Francis Neef (1770–1854) was an educational reformer and pedagogue, who founded the first Pestalozzian school in the United States and published the first book in English on teaching method there.

Life 
Francis Joseph Nicholas Neef was born in 1770 in Alsace, and grew up speaking both French and German. Intending at first to enter the priesthood, he also learned Latin, Greek, and Italian, but was inspired by the French Revolution to join the French army in 1791. While recovering from wounds received in 1796, Neef read the works of Swiss educationist Johann Heinrich Pestalozzi. Pestalozzi's ideals of achieving equality and liberty through educational reform appealed to Neef, who was inspired to become a teacher.

In 1800, Pestalozzi opened a school in Burgdorf, Switzerland, which broke with European and American traditions of rote learning and recitation, focusing instead on allowing children to pursue their curiosity. His method called for the creation of a nurturing environment, in which children were able to learn and develop at their own pace, led by the teacher. Neef visited the school, and was hired as a language teacher.

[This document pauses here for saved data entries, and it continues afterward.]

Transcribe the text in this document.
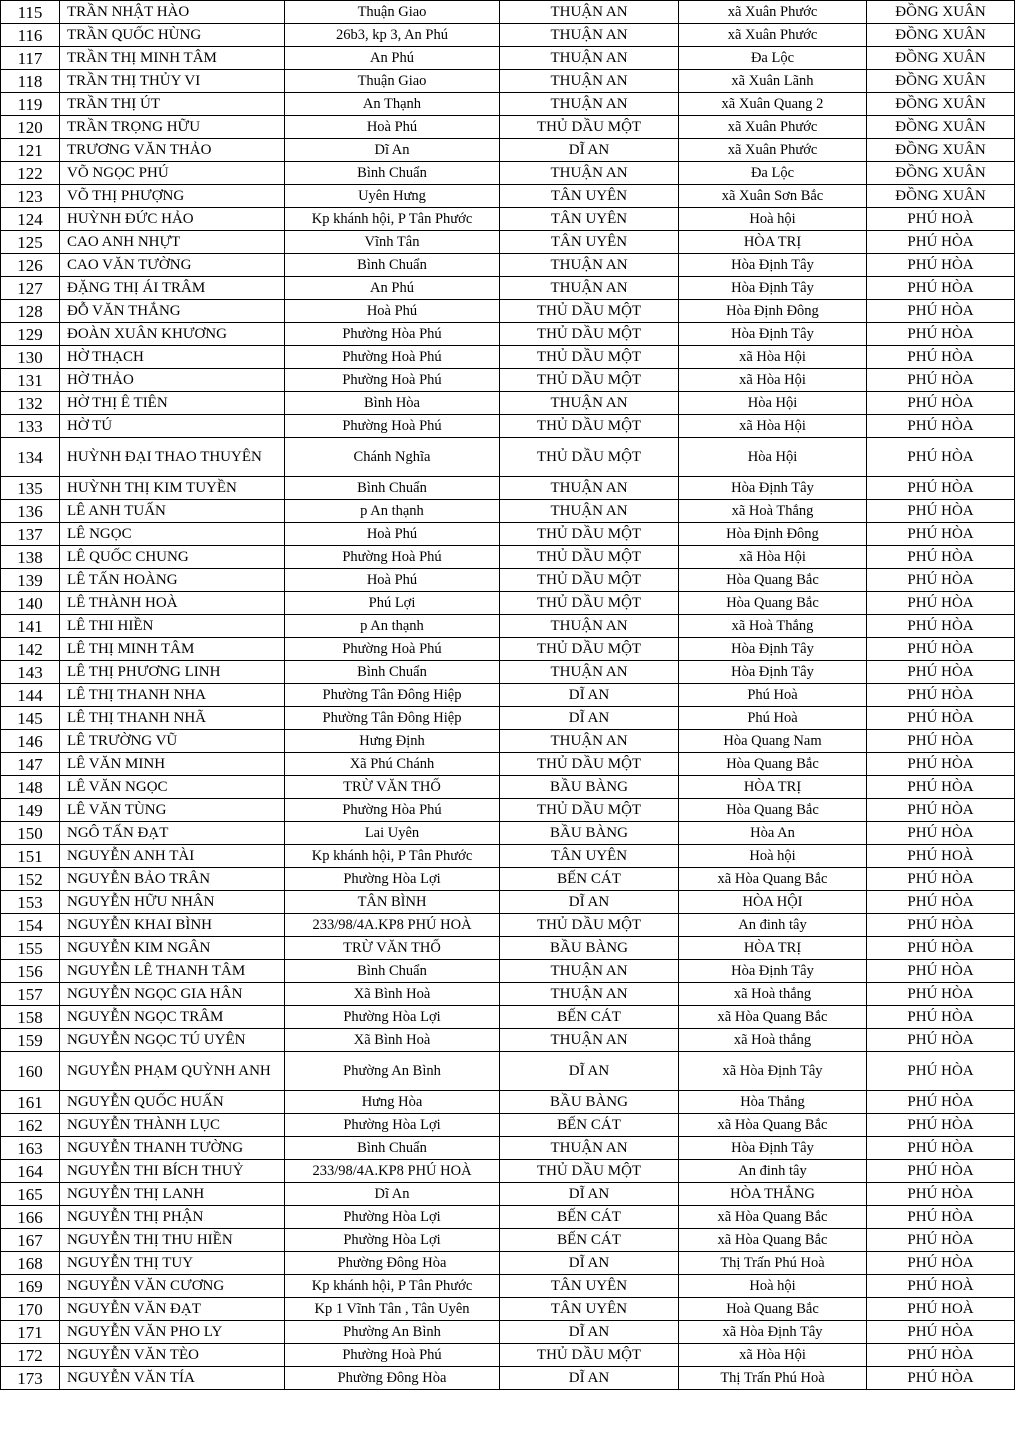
115	TRẦN NHẬT HÀO	Thuận Giao	THUẬN AN	xã Xuân Phước	ĐỒNG XUÂN
116	TRẦN QUỐC HÙNG	26b3, kp 3, An Phú	THUẬN AN	xã Xuân Phước	ĐỒNG XUÂN
117	TRẦN THỊ MINH TÂM	An Phú	THUẬN AN	Đa Lộc	ĐỒNG XUÂN
118	TRẦN THỊ THỦY VI	Thuận Giao	THUẬN AN	xã Xuân Lãnh	ĐỒNG XUÂN
119	TRẦN THỊ ÚT	An Thạnh	THUẬN AN	xã Xuân Quang 2	ĐỒNG XUÂN
120	TRẦN TRỌNG HỮU	Hoà Phú	THỦ DẦU MỘT	xã Xuân Phước	ĐỒNG XUÂN
121	TRƯƠNG VĂN THẢO	Dĩ An	DĨ AN	xã Xuân Phước	ĐỒNG XUÂN
122	VÕ NGỌC PHÚ	Bình Chuẩn	THUẬN AN	Đa Lộc	ĐỒNG XUÂN
123	VÕ THỊ PHƯỢNG	Uyên Hưng	TÂN UYÊN	xã Xuân Sơn Bắc	ĐỒNG XUÂN
124	HUỲNH ĐỨC HẢO	Kp khánh hội, P Tân Phước	TÂN UYÊN	Hoà hội	PHÚ HOÀ
125	CAO ANH NHỰT	Vĩnh Tân	TÂN UYÊN	HÒA TRỊ	PHÚ HÒA
126	CAO VĂN TƯỜNG	Bình Chuẩn	THUẬN AN	Hòa Định Tây	PHÚ HÒA
127	ĐẶNG THỊ ÁI TRÂM	An Phú	THUẬN AN	Hòa Định Tây	PHÚ HÒA
128	ĐỖ VĂN THẮNG	Hoà Phú	THỦ DẦU MỘT	Hòa Định Đông	PHÚ HÒA
129	ĐOÀN XUÂN KHƯƠNG	Phường Hòa Phú	THỦ DẦU MỘT	Hòa Định Tây	PHÚ HÒA
130	HỜ THẠCH	Phường Hoà Phú	THỦ DẦU MỘT	xã Hòa Hội	PHÚ HÒA
131	HỜ THẢO	Phường Hoà Phú	THỦ DẦU MỘT	xã Hòa Hội	PHÚ HÒA
132	HỜ THỊ Ê TIÊN	Bình Hòa	THUẬN AN	Hòa Hội	PHÚ HÒA
133	HỜ TÚ	Phường Hoà Phú	THỦ DẦU MỘT	xã Hòa Hội	PHÚ HÒA
134	HUỲNH ĐẠI THAO THUYÊN	Chánh Nghĩa	THỦ DẦU MỘT	Hòa Hội	PHÚ HÒA
135	HUỲNH THỊ KIM TUYỀN	Bình Chuẩn	THUẬN AN	Hòa Định Tây	PHÚ HÒA
136	LÊ ANH TUẤN	p An thạnh	THUẬN AN	xã Hoà Thắng	PHÚ HÒA
137	LÊ NGỌC	Hoà Phú	THỦ DẦU MỘT	Hòa Định Đông	PHÚ HÒA
138	LÊ QUỐC CHUNG	Phường Hoà Phú	THỦ DẦU MỘT	xã Hòa Hội	PHÚ HÒA
139	LÊ TẤN HOÀNG	Hoà Phú	THỦ DẦU MỘT	Hòa Quang Bắc	PHÚ HÒA
140	LÊ THÀNH HOÀ	Phú Lợi	THỦ DẦU MỘT	Hòa Quang Bắc	PHÚ HÒA
141	LÊ THI HIỀN	p An thạnh	THUẬN AN	xã Hoà Thắng	PHÚ HÒA
142	LÊ THỊ MINH TÂM	Phường Hoà Phú	THỦ DẦU MỘT	Hòa Định Tây	PHÚ HÒA
143	LÊ THỊ PHƯƠNG LINH	Bình Chuẩn	THUẬN AN	Hòa Định Tây	PHÚ HÒA
144	LÊ THỊ THANH NHA	Phường Tân Đông Hiệp	DĨ AN	Phú Hoà	PHÚ HÒA
145	LÊ THỊ THANH NHÃ	Phường Tân Đông Hiệp	DĨ AN	Phú Hoà	PHÚ HÒA
146	LÊ TRƯỜNG VŨ	Hưng Định	THUẬN AN	Hòa Quang Nam	PHÚ HÒA
147	LÊ VĂN MINH	Xã Phú Chánh	THỦ DẦU MỘT	Hòa Quang Bắc	PHÚ HÒA
148	LÊ VĂN NGỌC	TRỪ VĂN THỐ	BẦU BÀNG	HÒA TRỊ	PHÚ HÒA
149	LÊ VĂN TÙNG	Phường Hòa Phú	THỦ DẦU MỘT	Hòa Quang Bắc	PHÚ HÒA
150	NGÔ TẤN ĐẠT	Lai Uyên	BẦU BÀNG	Hòa An	PHÚ HÒA
151	NGUYỄN ANH TÀI	Kp khánh hội, P Tân Phước	TÂN UYÊN	Hoà hội	PHÚ HOÀ
152	NGUYỄN BẢO TRÂN	Phường Hòa Lợi	BẾN CÁT	xã Hòa Quang Bắc	PHÚ HÒA
153	NGUYỄN HỮU NHÂN	TÂN BÌNH	DĨ AN	HÒA HỘI	PHÚ HÒA
154	NGUYỄN KHAI BÌNH	233/98/4A.KP8 PHÚ HOÀ	THỦ DẦU MỘT	An đinh tây	PHÚ HÒA
155	NGUYỄN KIM NGÂN	TRỪ VĂN THỐ	BẦU BÀNG	HÒA TRỊ	PHÚ HÒA
156	NGUYỄN LÊ THANH TÂM	Bình Chuẩn	THUẬN AN	Hòa Định Tây	PHÚ HÒA
157	NGUYỄN NGỌC GIA HÂN	Xã Bình Hoà	THUẬN AN	xã Hoà thắng	PHÚ HÒA
158	NGUYỄN NGỌC TRÂM	Phường Hòa Lợi	BẾN CÁT	xã Hòa Quang Bắc	PHÚ HÒA
159	NGUYỄN NGỌC TÚ UYÊN	Xã Bình Hoà	THUẬN AN	xã Hoà thắng	PHÚ HÒA
160	NGUYỄN PHẠM QUỲNH ANH	Phường An Bình	DĨ AN	xã Hòa Định Tây	PHÚ HÒA
161	NGUYỄN QUỐC HUẤN	Hưng Hòa	BẦU BÀNG	Hòa Thắng	PHÚ HÒA
162	NGUYỄN THÀNH LỤC	Phường Hòa Lợi	BẾN CÁT	xã Hòa Quang Bắc	PHÚ HÒA
163	NGUYỄN THANH TƯỜNG	Bình Chuẩn	THUẬN AN	Hòa Định Tây	PHÚ HÒA
164	NGUYỄN THI BÍCH THUỶ	233/98/4A.KP8 PHÚ HOÀ	THỦ DẦU MỘT	An đinh tây	PHÚ HÒA
165	NGUYỄN THỊ LANH	Dĩ An	DĨ AN	HÒA THẮNG	PHÚ HÒA
166	NGUYỄN THỊ PHẬN	Phường Hòa Lợi	BẾN CÁT	xã Hòa Quang Bắc	PHÚ HÒA
167	NGUYỄN THỊ THU HIỀN	Phường Hòa Lợi	BẾN CÁT	xã Hòa Quang Bắc	PHÚ HÒA
168	NGUYỄN THỊ TUY	Phường Đông Hòa	DĨ AN	Thị Trấn Phú Hoà	PHÚ HÒA
169	NGUYỄN VĂN CƯƠNG	Kp khánh hội, P Tân Phước	TÂN UYÊN	Hoà hội	PHÚ HOÀ
170	NGUYỄN VĂN ĐẠT	Kp 1 Vĩnh Tân , Tân Uyên	TÂN UYÊN	Hoà Quang Bắc	PHÚ HOÀ
171	NGUYỄN VĂN PHO LY	Phường An Bình	DĨ AN	xã Hòa Định Tây	PHÚ HÒA
172	NGUYỄN VĂN TÈO	Phường Hoà Phú	THỦ DẦU MỘT	xã Hòa Hội	PHÚ HÒA
173	NGUYỄN VĂN TÍA	Phường Đông Hòa	DĨ AN	Thị Trấn Phú Hoà	PHÚ HÒA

After three years of training, he was sent to Paris to open a school there.

In 1805, geologist and philanthropist William Maclure visited the school in Paris, and offered to pay the salary of a teacher who would open a Pestalozzian school in the United States. Neef accepted, spending two years learning English before opening his school outside Philadelphia. The school, five miles out of the city, emphasised time spent outside and exercise. In the same year, he published Sketch of a Plan and Method of Education...Suitable for the Offspring of a Free People, and for All Rational Beings (1808). The book explained the Pestalozzian method, which was grounded in observation and discussion.

In 1812, Neef was elected to the Academy of Natural Sciences. In 1813, the school was moved to Delaware, and the following year to Kentucky. In 1823, Neef travelled on the "Boatload of Knowledge" to Robert Owen's settlement at New Harmony, Indiana. In 1826, Owen invited Neef to New Harmony to run the school there, which he accepted. After the failure of the New Harmony experiment, Neef established a school in Cincinnati, returning to New Harmony in 1834.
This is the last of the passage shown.